Le péché originel (1)- De l'Augustinisme [4] par P. André Borrely
"En ce 21ème siècle, il suffit d'ouvrir son poste de télévision pour savoir que notre humanité est âgée au minimum de 200.000 ans et que si l'on s'entête à vouloir lire les onze premiers chapitres du livre de la Genèse, comme si c'étaient des livres historiques, on se ridiculise en effectuant, sans s'en rendre compte, un saut vertigineux de quelque 190000 ans entre ceux qu'en grec on appelle les πρωτόπλαστοι, c'est-à-dire, littéralement ceux qui furent les premiers à être modelés, Adam et Ève, et leurs descendants immédiats dont il est question ensuite dans les passages du livre de la Genèse rédigés par ce qu'on appelle le Priester Codex, ou la source sacerdotale, ou encore le chroniqueur généalogiste, alors que l'histoire d'Adam et d’Ève appartient à la source yahviste ou document J. Dès lors, si l'on veut que la Révélation de Dieu à l'humanité soit intelligible à nos contemporains, nous devons commencer par tenir compte du genre littéraire auquel appartient le livre biblique dont on vient de lire, à l'église, tel ou tel extrait et que l'on a choisi de commenter.
Que dirions-nous de quelqu'un qui se mettrait en quête de l'acte de baptême de Dimitri et d'Ivan Karamazov, ou songerait à faire des recherches sur le curé d'Ambricourt auprès de l'évêque d'Arras ou de Lille ? Autrement dit, il est stupide de faire des livres de Jonas, de Tobie, de Job et de Daniel ou bien des onze premiers chapitres du livre de la Genèse des textes historiques qui appartiendraient au même genre littéraire que les deux livres de Samuel, les deux livres des Rois ou le premier livre des Maccabées.

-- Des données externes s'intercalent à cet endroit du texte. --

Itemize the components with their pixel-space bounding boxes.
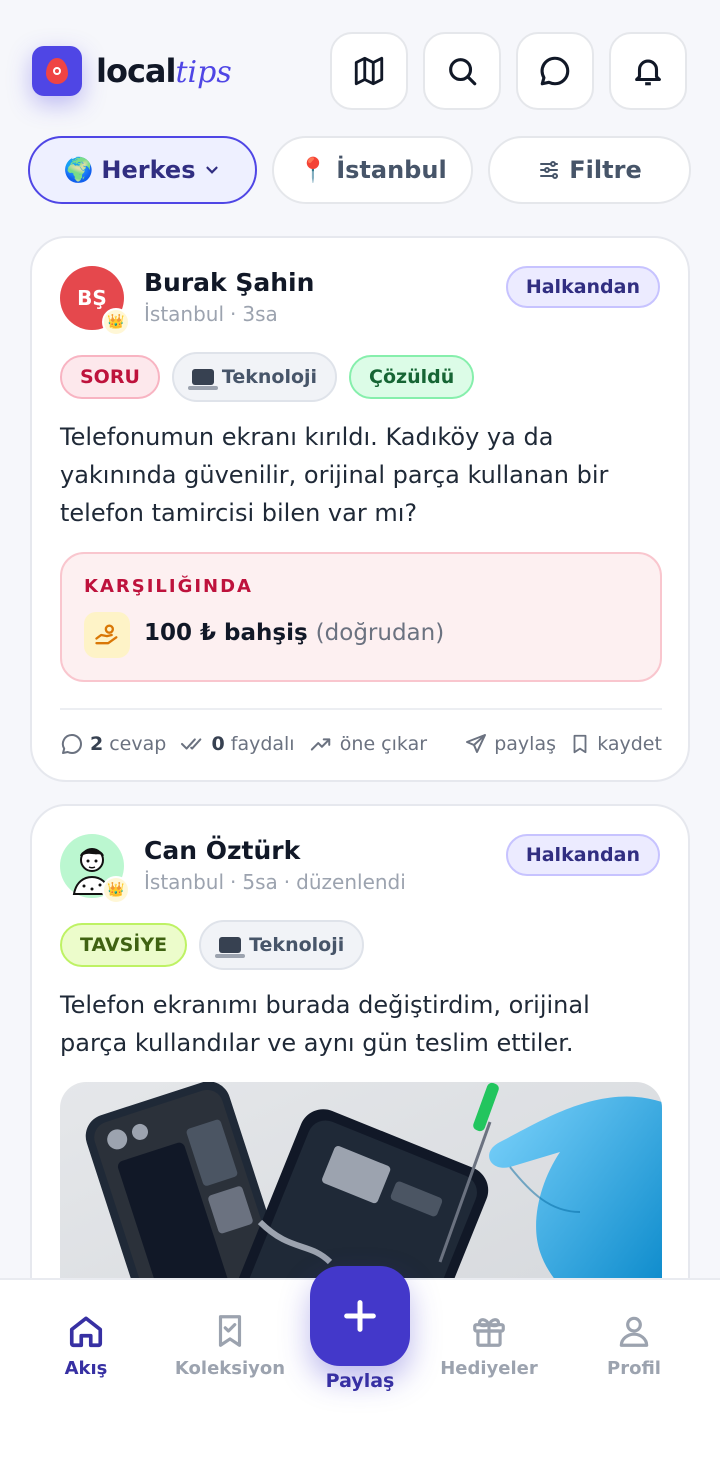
tag-category-label: Teknoloji xyxy=(249,934,345,956)
nav-gifts-label: Hediyeler xyxy=(440,1358,538,1379)
map-button[interactable] xyxy=(330,32,408,110)
card-divider xyxy=(60,708,662,710)
reward-amount: 100 ₺ bahşiş (doğrudan) xyxy=(144,620,444,646)
post-text: Telefon ekranımı burada değiştirdim, ori… xyxy=(60,991,590,1057)
useful-count: 0 xyxy=(211,733,225,755)
send-icon xyxy=(466,734,487,753)
tip-hand-icon xyxy=(84,612,130,658)
search-button[interactable] xyxy=(423,32,501,110)
chevron-down-icon xyxy=(206,166,219,174)
crown-icon: 👑 xyxy=(102,876,130,904)
nav-collection-label: Koleksiyon xyxy=(174,1358,286,1379)
post-card[interactable]: BŞ 👑 Burak Şahin İstanbul · 3sa Halkandan … xyxy=(30,236,690,782)
tag-question[interactable]: SORU xyxy=(60,355,160,399)
filter-button[interactable]: Filtre xyxy=(488,136,691,204)
tag-category-label: Teknoloji xyxy=(221,366,318,388)
post-time: 5sa xyxy=(242,870,278,894)
create-post-button[interactable] xyxy=(310,1266,410,1366)
audience-filter[interactable]: 🌍 Herkes xyxy=(28,136,257,204)
gift-icon xyxy=(473,1318,505,1347)
audience-label: Herkes xyxy=(101,156,196,184)
tag-recommendation[interactable]: TAVSİYE xyxy=(60,923,188,967)
tag-list: TAVSİYE Teknoloji xyxy=(60,920,365,970)
scope-badge: Halkandan xyxy=(505,834,660,876)
reward-note: (doğrudan) xyxy=(315,620,445,646)
nav-profile-label: Profil xyxy=(607,1358,661,1379)
search-icon xyxy=(449,58,477,86)
tag-category[interactable]: Teknoloji xyxy=(171,352,338,402)
tag-list: SORU Teknoloji Çözüldü xyxy=(60,352,475,402)
globe-icon: 🌍 xyxy=(63,156,94,184)
tag-category[interactable]: Teknoloji xyxy=(199,920,365,970)
post-meta: İstanbul · 5sa · düzenlendi xyxy=(144,870,406,894)
answers-label: cevap xyxy=(109,733,167,755)
reward-value: 100 ₺ bahşiş xyxy=(144,620,308,646)
nav-profile[interactable]: Profil xyxy=(564,1312,704,1379)
messages-button[interactable] xyxy=(516,32,594,110)
save-button[interactable]: kaydet xyxy=(569,732,662,756)
avatar[interactable]: BŞ 👑 xyxy=(60,266,130,336)
reward-title: KARŞILIĞINDA xyxy=(84,576,253,597)
author-city: İstanbul xyxy=(144,302,225,326)
location-filter[interactable]: 📍 İstanbul xyxy=(272,136,473,204)
notifications-button[interactable] xyxy=(609,32,687,110)
answers-count: 2 xyxy=(90,733,104,755)
reward-box: KARŞILIĞINDA 100 ₺ bahşiş (doğrudan) xyxy=(60,552,662,682)
plus-icon xyxy=(344,1300,376,1332)
author-name[interactable]: Can Öztürk xyxy=(144,836,300,865)
trending-up-icon xyxy=(310,738,331,751)
bookmark-icon xyxy=(573,734,587,754)
logo-text-local: local xyxy=(96,52,176,90)
crown-icon: 👑 xyxy=(102,308,130,336)
post-meta: İstanbul · 3sa xyxy=(144,302,278,326)
author-city: İstanbul xyxy=(144,870,225,894)
sliders-icon xyxy=(540,161,559,179)
pin-icon: 📍 xyxy=(298,156,329,184)
bell-icon xyxy=(635,59,661,86)
promote-button[interactable]: öne çıkar xyxy=(308,733,427,755)
app-logo[interactable]: localtips xyxy=(96,50,232,94)
nav-gifts[interactable]: Hediyeler xyxy=(419,1312,559,1379)
home-icon xyxy=(69,1316,103,1348)
promote-label: öne çıkar xyxy=(339,733,428,755)
post-text: Telefonumun ekranı kırıldı. Kadıköy ya d… xyxy=(60,423,609,527)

Quand ils mangent du fruit défendu, Adam et Eve ne sont ni David ni Bethsabée. Adam et Eve ne sont pas Monsieur Adam et Madame Eve. Vouloir à tout prix chercher dans la Bible une protohistoire, une astronomie ; une géographie compatibles avec nos actuelles connaissances scientifiques, sous prétexte que la sainte Ecriture est l'œuvre divino-humaine du saint Esprit et de l'homme, c'est méconnaître gravement le fait qu'il n'y a pas erreur lorsqu'il n'y a pas enseignement, mais seulement opinion, voire acceptation non contrôlée de conceptions universellement répandues, lorsque l'affirmation incriminée n'est erronée qu'à un point de vue complètement étranger au centre d'intérêt effectif de l'écrivain, centre d'intérêt que l'on doit lui-même apprécier en fonction des lecteurs auxquels il s'adresse. Il m'est arrivé d'entendre tel membre du clergé orthodoxe soutenir l'historicité de Jonas avec, comme argument majeur, le fait que, dans l’Évangile, le Christ se réfère à ce personnage comme à un personnage historique. Mon interlocuteur oubliait simplement que, pour être en droit de reprocher à quelqu'un de ne pas s'être exprimé sur un sujet avec exactitude, il faut qu'il ait eu l'intention et le devoir de le faire, compte tenu des préoccupations de ses contemporains.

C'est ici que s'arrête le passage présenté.